The District of Columbia Firebirds (also UDC Firebirds) are the athletic teams that represent the University of the District of Columbia, located in Washington, D.C., in NCAA Division II intercollegiate sports. The Firebirds compete as members of the East Coast Conference for all nine sports.

==Varsity teams==

Men's sports (4)
- Basketball
- Lacrosse
- Tennis
- Soccer

Women's sports (5)
- Basketball
- Lacrosse
- Tennis
- Cross Country
- Track and field

== History ==
The Firebirds have experienced recent success in men's and women's tennis winning the East Coast Conference team titles their first season as a part of the conference; with the women's tennis team making it all the way to the "Sweet Sixteen" in the NCAA Division II tournament. The Firebirds also excelled on the hardwood in 2011–12 where both men's and women's basketball teams made it to the East Regional Quarterfinals in the 2012 NCAA Men's Division II Basketball Tournament. The university sponsored football in the past but discontinued the sport.

Pastorally, the Firebirds have excelled at intercollegiate athletics highlighted most notably by the men's basketball team winning the 1982 NCAA Men's Division II Basketball Tournament, under the tutelage of Coach Wil Jones. The Firebirds attempted and fell just short of repeating as champions but had to settle for runner-up in 1983.

=== Administration ===
Since December 2008, the athletic department has been headed up by Patricia Thomas, who is the university's first female African American to serve in this position. Thomas came to University of the District of Columbia with over 30 years of experience in intercollegiate athletics, including many years serving as a senior associate athletic director at Georgetown University, where she also served on the NCAA Division I Management Council.

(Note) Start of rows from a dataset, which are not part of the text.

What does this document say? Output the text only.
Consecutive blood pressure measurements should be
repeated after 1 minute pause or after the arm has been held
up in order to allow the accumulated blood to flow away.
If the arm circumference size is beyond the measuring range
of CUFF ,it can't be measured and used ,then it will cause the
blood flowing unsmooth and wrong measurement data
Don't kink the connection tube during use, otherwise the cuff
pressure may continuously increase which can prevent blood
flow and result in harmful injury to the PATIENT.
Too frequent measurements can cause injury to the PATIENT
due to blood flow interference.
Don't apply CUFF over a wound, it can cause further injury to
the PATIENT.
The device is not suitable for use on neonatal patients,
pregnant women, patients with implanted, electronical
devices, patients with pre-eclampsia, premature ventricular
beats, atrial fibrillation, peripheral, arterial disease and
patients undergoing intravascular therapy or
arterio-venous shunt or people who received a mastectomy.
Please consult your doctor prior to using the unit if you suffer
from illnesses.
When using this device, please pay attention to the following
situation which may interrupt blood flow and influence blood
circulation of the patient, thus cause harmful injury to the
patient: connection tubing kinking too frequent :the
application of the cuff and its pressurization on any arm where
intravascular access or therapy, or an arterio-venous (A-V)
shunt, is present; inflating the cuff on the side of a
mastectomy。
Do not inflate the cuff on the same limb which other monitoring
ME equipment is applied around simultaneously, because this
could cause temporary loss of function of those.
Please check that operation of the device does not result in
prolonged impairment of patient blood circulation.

The department also has five associate athletic directors, Joseph Lang (Compliance), Mike Riley (Internal Operations), Patrick Knapp (External Operations), Matthew Rienzo (Marketing & Communications), and Kendra Greene (Academics/ Senior Woman Administrator).

=== Notable coaches ===
Jeff Ruland (Iona College, 1991) was the coach of the Firebirds men's basketball team from 2009 to 2013. Ruland most notably is remembered for his years as a center in the National Basketball Association (NBA), where he played for the Washington Bullets and was an All-Star Selection in the 1982–83 season. Ruland came to The University of the District of Columbia from an assistant coaching position with the Philadelphia 76ers.